The simple answer is that they asked me to. But the fact is that all Western Churches, not just in the UK, are painfully having to face up to questions of sex and sexuality, and the more we talk about aspects of these issues, and look at their history, the better. Both conservative Catholics and fundamentalists find the issue very difficult, and there are probably ways of accounting for that. What strikes me about ultra-conservatives in every faith (probably best to confine the word ‘fundamentalism’ to Christianity and not transfer it) is just how angry it is. Such anger can’t just come from an intellectual reaction; it is a cry of rage at an attack at a very deep level on one’s identity. Tentatively I would explain it as a howl of rage by heterosexual men who feel that their traditional place at the top of the human pecking order has been threatened, especially by the new roles which women are claiming for themselves.
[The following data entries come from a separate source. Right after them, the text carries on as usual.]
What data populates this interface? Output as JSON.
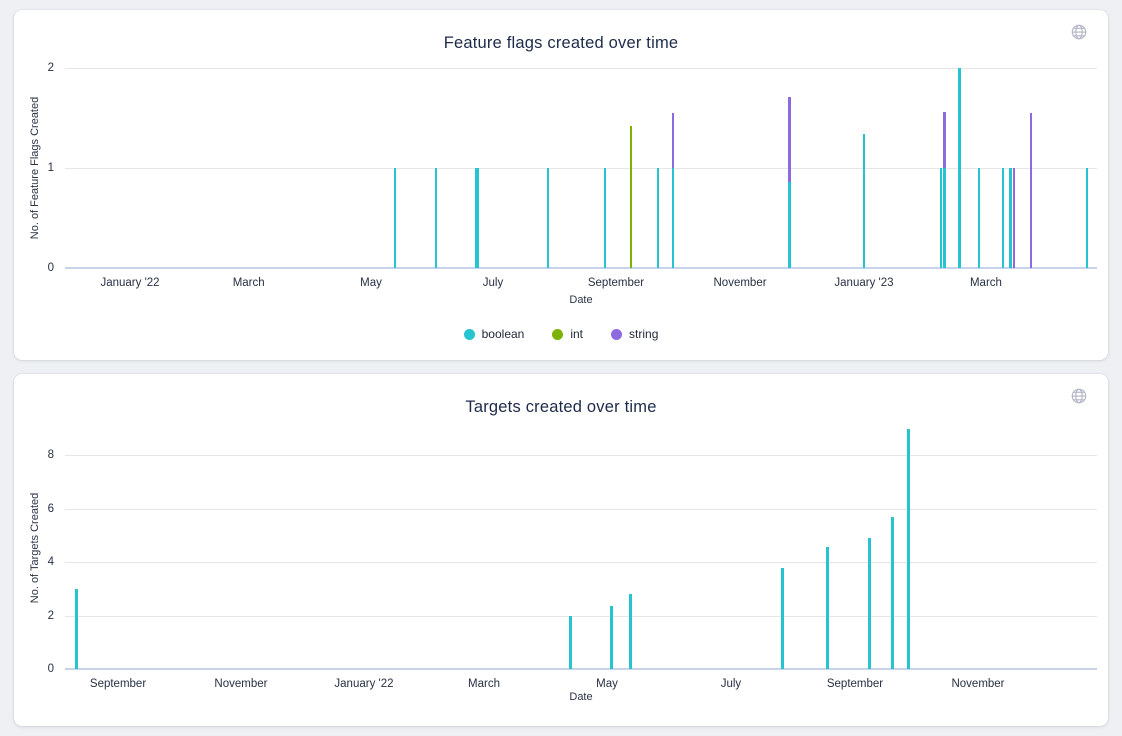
{
  "colors": {
    "boolean": "#26c3d1",
    "int": "#7cb305",
    "string": "#8c6be0",
    "targets": "#26c3d1",
    "gridline": "#e6e6ea",
    "axis_line": "#c9d3e8",
    "globe_icon": "#b2b5c5"
  },
  "chart_data": [
    {
      "type": "bar",
      "title": "Feature flags created over time",
      "xlabel": "Date",
      "ylabel": "No. of Feature Flags Created",
      "ylim": [
        0,
        2
      ],
      "y_ticks": [
        0,
        1,
        2
      ],
      "grid": "horizontal",
      "legend_position": "bottom",
      "legend": [
        {
          "label": "boolean",
          "series": "boolean"
        },
        {
          "label": "int",
          "series": "int"
        },
        {
          "label": "string",
          "series": "string"
        }
      ],
      "x_tick_labels": [
        {
          "text": "January '22",
          "pct": 6.3
        },
        {
          "text": "March",
          "pct": 17.8
        },
        {
          "text": "May",
          "pct": 29.65
        },
        {
          "text": "July",
          "pct": 41.47
        },
        {
          "text": "September",
          "pct": 53.39
        },
        {
          "text": "November",
          "pct": 65.41
        },
        {
          "text": "January '23",
          "pct": 77.42
        },
        {
          "text": "March",
          "pct": 89.24
        }
      ],
      "bars": [
        {
          "pct": 31.98,
          "w": 2.5,
          "segments": [
            {
              "series": "boolean",
              "value": 1
            }
          ]
        },
        {
          "pct": 35.95,
          "w": 2.5,
          "segments": [
            {
              "series": "boolean",
              "value": 1
            }
          ]
        },
        {
          "pct": 39.92,
          "w": 4.5,
          "segments": [
            {
              "series": "boolean",
              "value": 1
            }
          ]
        },
        {
          "pct": 46.8,
          "w": 2.5,
          "segments": [
            {
              "series": "boolean",
              "value": 1
            }
          ]
        },
        {
          "pct": 52.33,
          "w": 2.5,
          "segments": [
            {
              "series": "boolean",
              "value": 1
            }
          ]
        },
        {
          "pct": 54.84,
          "w": 2.5,
          "segments": [
            {
              "series": "int",
              "value": 1.42
            }
          ]
        },
        {
          "pct": 57.46,
          "w": 2.5,
          "segments": [
            {
              "series": "boolean",
              "value": 1
            }
          ]
        },
        {
          "pct": 58.91,
          "w": 2.5,
          "segments": [
            {
              "series": "boolean",
              "value": 1
            },
            {
              "series": "string",
              "value": 0.55
            }
          ]
        },
        {
          "pct": 70.16,
          "w": 3,
          "segments": [
            {
              "series": "boolean",
              "value": 0.86
            },
            {
              "series": "string",
              "value": 0.85
            }
          ]
        },
        {
          "pct": 77.42,
          "w": 2.5,
          "segments": [
            {
              "series": "boolean",
              "value": 1.34
            }
          ]
        },
        {
          "pct": 84.88,
          "w": 2.5,
          "segments": [
            {
              "series": "boolean",
              "value": 1
            }
          ]
        },
        {
          "pct": 85.22,
          "w": 2.5,
          "segments": [
            {
              "series": "boolean",
              "value": 1
            },
            {
              "series": "string",
              "value": 0.56
            }
          ]
        },
        {
          "pct": 86.72,
          "w": 3,
          "segments": [
            {
              "series": "boolean",
              "value": 2
            }
          ]
        },
        {
          "pct": 88.57,
          "w": 2.5,
          "segments": [
            {
              "series": "boolean",
              "value": 1
            }
          ]
        },
        {
          "pct": 90.89,
          "w": 2.5,
          "segments": [
            {
              "series": "boolean",
              "value": 1
            }
          ]
        },
        {
          "pct": 91.62,
          "w": 2.5,
          "segments": [
            {
              "series": "boolean",
              "value": 1
            }
          ]
        },
        {
          "pct": 91.95,
          "w": 2.5,
          "segments": [
            {
              "series": "string",
              "value": 1
            }
          ]
        },
        {
          "pct": 93.6,
          "w": 2.5,
          "segments": [
            {
              "series": "string",
              "value": 1.55
            }
          ]
        },
        {
          "pct": 99.03,
          "w": 2.5,
          "segments": [
            {
              "series": "boolean",
              "value": 1
            }
          ]
        }
      ]
    },
    {
      "type": "bar",
      "title": "Targets created over time",
      "xlabel": "Date",
      "ylabel": "No. of Targets Created",
      "ylim": [
        0,
        9
      ],
      "y_ticks": [
        0,
        2,
        4,
        6,
        8
      ],
      "grid": "horizontal",
      "legend_position": "none",
      "legend": [],
      "x_tick_labels": [
        {
          "text": "September",
          "pct": 5.14
        },
        {
          "text": "November",
          "pct": 17.05
        },
        {
          "text": "January '22",
          "pct": 28.97
        },
        {
          "text": "March",
          "pct": 40.6
        },
        {
          "text": "May",
          "pct": 52.52
        },
        {
          "text": "July",
          "pct": 64.53
        },
        {
          "text": "September",
          "pct": 76.55
        },
        {
          "text": "November",
          "pct": 88.47
        }
      ],
      "bars": [
        {
          "pct": 1.16,
          "w": 3,
          "segments": [
            {
              "series": "targets",
              "value": 3.0
            }
          ]
        },
        {
          "pct": 49.03,
          "w": 3,
          "segments": [
            {
              "series": "targets",
              "value": 2.0
            }
          ]
        },
        {
          "pct": 52.91,
          "w": 3,
          "segments": [
            {
              "series": "targets",
              "value": 2.35
            }
          ]
        },
        {
          "pct": 54.75,
          "w": 3,
          "segments": [
            {
              "series": "targets",
              "value": 2.8
            }
          ]
        },
        {
          "pct": 69.57,
          "w": 3,
          "segments": [
            {
              "series": "targets",
              "value": 3.8
            }
          ]
        },
        {
          "pct": 73.84,
          "w": 3,
          "segments": [
            {
              "series": "targets",
              "value": 4.55
            }
          ]
        },
        {
          "pct": 77.91,
          "w": 3,
          "segments": [
            {
              "series": "targets",
              "value": 4.9
            }
          ]
        },
        {
          "pct": 80.14,
          "w": 3,
          "segments": [
            {
              "series": "targets",
              "value": 5.7
            }
          ]
        },
        {
          "pct": 81.69,
          "w": 3,
          "segments": [
            {
              "series": "targets",
              "value": 9.0
            }
          ]
        }
      ]
    }
  ]
}
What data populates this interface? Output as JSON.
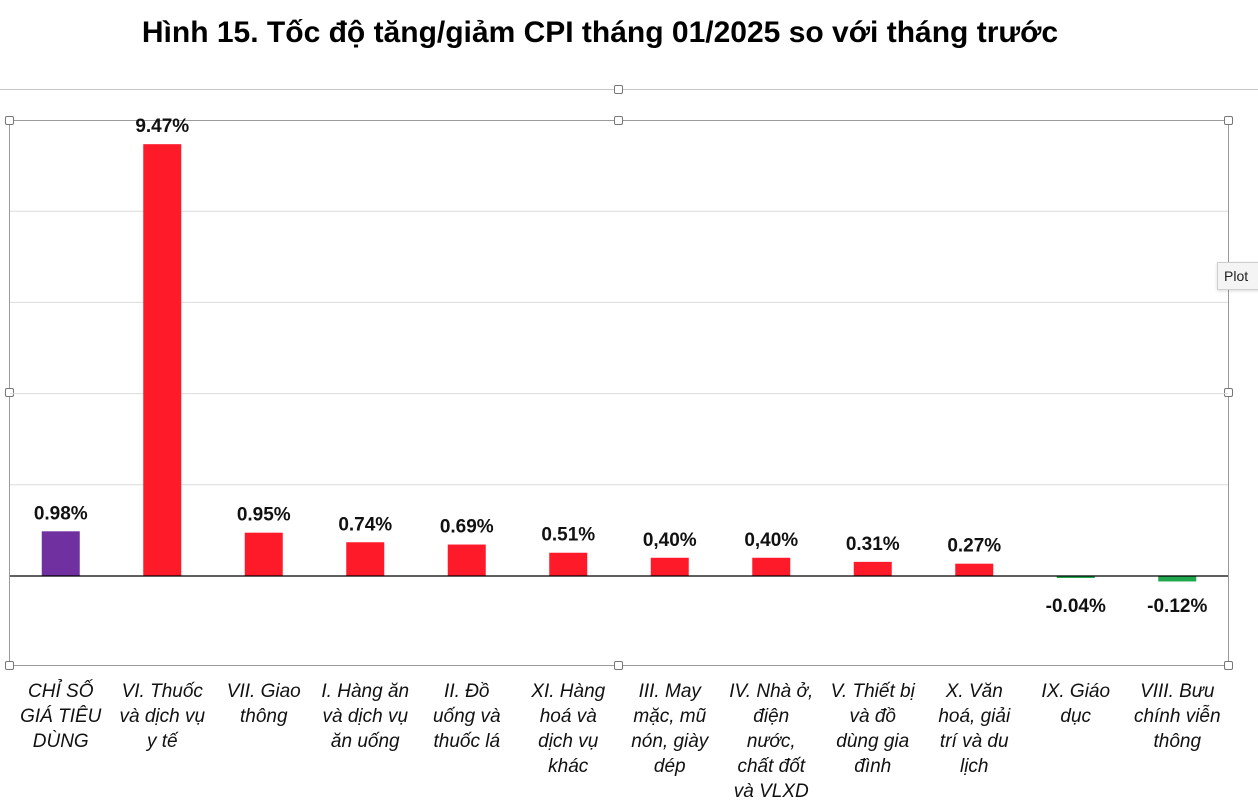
{
  "title": "Hình 15. Tốc độ tăng/giảm CPI tháng 01/2025 so với tháng trước",
  "tooltip": "Plot",
  "colors": {
    "total": "#7030A0",
    "increase": "#FF1A2A",
    "decrease": "#21A84F",
    "grid": "#dcdcdc",
    "axis": "#000000"
  },
  "chart_data": {
    "type": "bar",
    "title": "Hình 15. Tốc độ tăng/giảm CPI tháng 01/2025 so với tháng trước",
    "xlabel": "",
    "ylabel": "",
    "ylim": [
      -1,
      10
    ],
    "grid": true,
    "categories": [
      "CHỈ SỐ GIÁ TIÊU DÙNG",
      "VI. Thuốc và dịch vụ y tế",
      "VII. Giao thông",
      "I. Hàng ăn và dịch vụ ăn uống",
      "II. Đồ uống và thuốc lá",
      "XI. Hàng hoá và dịch vụ khác",
      "III. May mặc, mũ nón, giày dép",
      "IV. Nhà ở, điện nước, chất đốt và VLXD",
      "V. Thiết bị và đồ dùng gia đình",
      "X. Văn hoá, giải trí và du lịch",
      "IX. Giáo dục",
      "VIII. Bưu chính viễn thông"
    ],
    "category_lines": [
      [
        "CHỈ SỐ",
        "GIÁ TIÊU",
        "DÙNG"
      ],
      [
        "VI. Thuốc",
        "và dịch vụ",
        "y tế"
      ],
      [
        "VII. Giao",
        "thông"
      ],
      [
        "I. Hàng ăn",
        "và dịch vụ",
        "ăn uống"
      ],
      [
        "II. Đồ",
        "uống và",
        "thuốc lá"
      ],
      [
        "XI. Hàng",
        "hoá và",
        "dịch vụ",
        "khác"
      ],
      [
        "III. May",
        "mặc, mũ",
        "nón, giày",
        "dép"
      ],
      [
        "IV. Nhà ở,",
        "điện",
        "nước,",
        "chất đốt",
        "và VLXD"
      ],
      [
        "V. Thiết bị",
        "và đồ",
        "dùng gia",
        "đình"
      ],
      [
        "X. Văn",
        "hoá, giải",
        "trí và du",
        "lịch"
      ],
      [
        "IX. Giáo",
        "dục"
      ],
      [
        "VIII. Bưu",
        "chính viễn",
        "thông"
      ]
    ],
    "values": [
      0.98,
      9.47,
      0.95,
      0.74,
      0.69,
      0.51,
      0.4,
      0.4,
      0.31,
      0.27,
      -0.04,
      -0.12
    ],
    "data_labels": [
      "0.98%",
      "9.47%",
      "0.95%",
      "0.74%",
      "0.69%",
      "0.51%",
      "0,40%",
      "0,40%",
      "0.31%",
      "0.27%",
      "-0.04%",
      "-0.12%"
    ]
  }
}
Much of the anger is diverted into anger about the new place in ordinary mainstream life which homosexual men and lesbians are finding for themselves, but the real issue is the loss of power and prestige by traditional male elites and those men who expected to succeed to that power and prestige. So the issue is about maleness. The issues raised by clerical celibacy imposed on Roman Catholic clergy and on gay Anglican clergy are part of that wider angst.

Tell us how Islam and Christianity borrow from another?

I think that I’ll duck that question as it will steal the thunder of my lecture. But I will give you one hint about one angle: where do minarets come from? They’re not in the Qur’an.